De acordo com a Polícia Federal, as investigações tiveram início em 2021, a partir de fiscalizações realizadas pela CGU no âmbito do Programa de Fiscalização de Entes Federativos. As apurações indicam a existência de um possível esquema de contratação fraudulenta de uma entidade sem fins lucrativos, que, na prática, funcionava como fornecedora de mão de obra, especialmente na área da saúde.
O levantamento revelou que, somente entre os anos de 2019 e 2024, essa entidade recebeu mais de R$ 662 milhões de diversas prefeituras pernambucanas, sendo que aproximadamente R$ 431 milhões são recursos federais.

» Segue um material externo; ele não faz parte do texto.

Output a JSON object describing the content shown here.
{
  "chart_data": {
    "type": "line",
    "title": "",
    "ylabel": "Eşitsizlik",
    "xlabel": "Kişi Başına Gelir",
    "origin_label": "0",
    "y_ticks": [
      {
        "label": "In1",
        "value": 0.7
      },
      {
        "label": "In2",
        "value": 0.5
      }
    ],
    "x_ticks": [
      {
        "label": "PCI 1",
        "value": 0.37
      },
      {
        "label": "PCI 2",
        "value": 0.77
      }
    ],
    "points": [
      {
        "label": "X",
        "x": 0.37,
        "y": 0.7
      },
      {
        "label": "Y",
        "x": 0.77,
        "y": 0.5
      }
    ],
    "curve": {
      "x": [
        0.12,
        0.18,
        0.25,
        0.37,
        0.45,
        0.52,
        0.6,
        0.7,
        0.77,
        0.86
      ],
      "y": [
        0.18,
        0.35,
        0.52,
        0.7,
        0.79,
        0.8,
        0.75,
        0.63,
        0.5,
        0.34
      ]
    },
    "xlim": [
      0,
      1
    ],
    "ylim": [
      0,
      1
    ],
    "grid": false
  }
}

Nesta fase da operação, estão sendo investigados contratos firmados com as prefeituras de Jatobá, Águas Belas, Belém de Maria, Brejão, Bom Conselho, Cabrobó, Itaíba e Trindade.
Em Jatobá, especificamente, o contrato celebrado foi com o Instituto de Desenvolvimento Humano – IDH. Entre os anos de 2021 e 2024, o contratou ultrapassou a cifra de R$ 15 milhões, conforme dados oficiais extraídos dos portais de transparência e dos próprios registros do Tribunal de Contas do Estado (TCE-PE). Os valores foram destinados, sobretudo, à terceirização de mão de obra para a área da saúde.
A operação cumpriu 16 mandados de busca e apreensão, além de medidas cautelares contra 10 pessoas físicas e 6 empresas envolvidas. Também foi determinado o afastamento do sigilo telemático dos dispositivos apreendidos, além de restrições como a proibição de contato entre os investigados e de se ausentarem dos municípios onde residem ou trabalham.
As diligências foram realizadas nas sedes de empresas subcontratadas localizadas em Bom Conselho, Caruaru, Garanhuns e Terezinha. Ao todo, participaram da ação 80 policiais federais e 8 auditores da CGU.
A Polícia Federal informou ainda que as investigações irão aprofundar a análise sobre o possível envolvimento de servidores públicos nos contratos considerados fraudulentos.

FONTE: matéria do G1 e Diário de Pernambuco.